Le système d’Auto-Inducteur-1 (AI-1)

Les AcylHomosérines Lactones (AHL) constituent la principale classe d’auto- inducteurs utilisés par les bactéries à Gram négatif (protéobactèries) pour la communication intra-espèce. Les AHL sont constituées d’une HomoSérine Lactone sur laquelle est fixée par liaison amide une chaine carbonée allant de 4 à 18 carbones de longueur (Fuqua et al., 2001). Ces chaines latérales peuvent présenter des modifications en position C3, ou des doubles liaisons (Figure 14).

Figure 14: Schéma représentant la structure de base des AHL où R correspond à la chaîne latérale variable.

La première AHL et son mode d’action ont été décrits chez Vibrio fisheri, une bactérie bioluminescente qui colonise l’organe luminescent du calmar sépiolode hawaiien Euprymna

scolopes (Ruby, 1996). L’environnement au sein de l’organe luminescent permet à la bactérie

de croitre et donc d’augmenter sa densité. Une fois le seuil de population atteint, le QS se met en place, permettant l’expression de l’opéron de la luciférase.

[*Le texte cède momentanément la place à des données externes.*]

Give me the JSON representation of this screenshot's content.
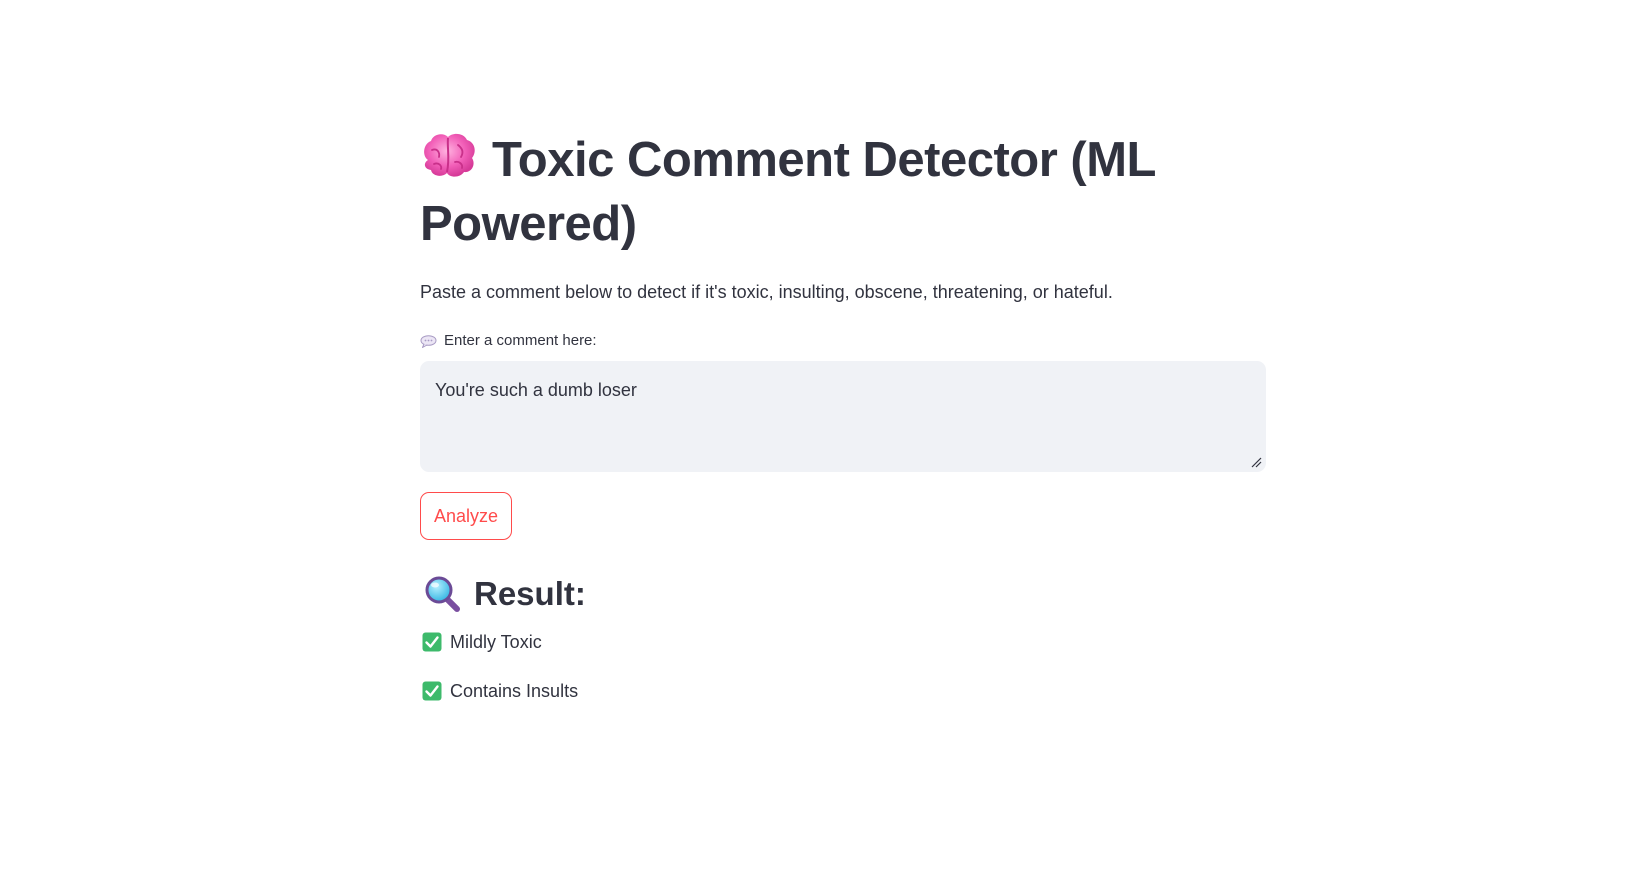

Le calmar hôte utilise la lumière produite par la bactérie pour s’illuminer, ce qui constitue une stratégie contre les prédateurs effrayés par la lumière (Ruby, 1996). Afin d’expliquer le mécanisme de communication dépendant des AHL, Vibrio fischeri nous servira de modèle.

LuxI et LuxR, sont deux protéines essentielles pour le contrôle du QS de la bioluminescence chez Vibrio fisheri (Figure 15).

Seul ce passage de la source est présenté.